Der ORF ist weder ein „Hilfsorgan der Regierung“, noch eine politische Vorfeld-Organisation, in der Parteien oder die Regierung zu Personalentscheidungen berechtigt wären. Der ORF gehört den Österreicherinnen und Österreichern und nicht den Parteien.
Daher fordern wir:
Den sofortigen Rückzug aller Personen aus dem Stiftungsrat, die ganz offensichtlich im Sinne von Parteien agieren und nicht zum Wohl des Publikums, des Unternehmens und der Mitarbeiterinnen und Mitarbeiter. Wer mit der Politik über Posten verhandelt, hat in einem unabhängigen ORF nichts verloren.
Ein neues ORF-Gesetz, das sicherstellt, dass ausgewiesene Fachleute in den Aufsichtsgremien sitzen und der Einfluss der Parteien zurückgedrängt wird.
Transparente Posten-Besetzungen auf allen Ebenen – Qualifikation und Können müssen die Karriere bestimmen und nicht die echte oder vermeintliche Zugehörigkeit zu einer politischen Gesinnungsgemeinschaft.
Bereits im Juni sollen die Redaktionen von Radio, TV, Online und Teletext in einem gemeinsamen Newsroom zusammengelegt werden. Hier muss sichergestellt sein, dass nicht eine einzelne Person entscheiden kann, was auf den Informations-Kanälen des ORF berichtet wird. Binnenpluralität und redaktionelle Eigenverantwortlichkeit müssen für alle Medien – Radio, TV, Online, Teletext – garantiert sein.
Ein neues Redaktionsstatut, das echte Mitsprache und Mitbestimmung bei der Besetzung von journalistischen Führungsfunktionen sicherstellt – so wie es in zahlreichen Qualitätsmedien in Österreich und im Ausland seit vielen Jahren üblich ist. Damit wird sichergestellt, dass nicht die Parteien bestimmen, wer in den Redaktionen das Sagen hat.

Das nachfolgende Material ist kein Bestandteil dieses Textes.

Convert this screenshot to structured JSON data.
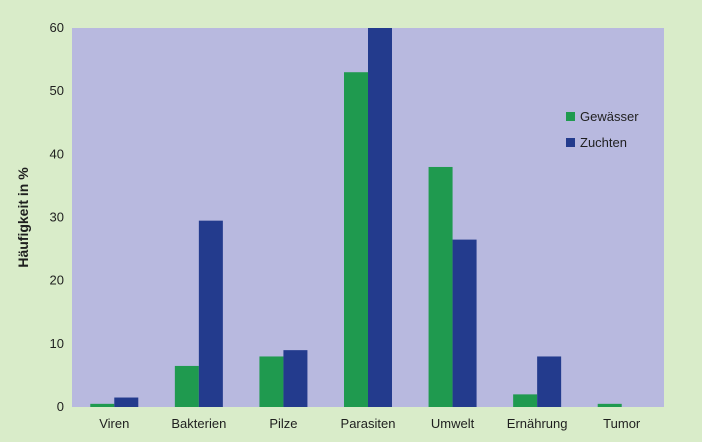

Wir appellieren an Medienministerin Susanne Raab, möglichst rasch einen Medienkonvent zu organisieren, um die Zukunft des öffentlich-rechtlichen Senders in Österreich zu diskutieren. Denn die Unabhängigkeit von Personen und Organen im ORF darf nicht länger parteitaktischen Interessen geopfert werden.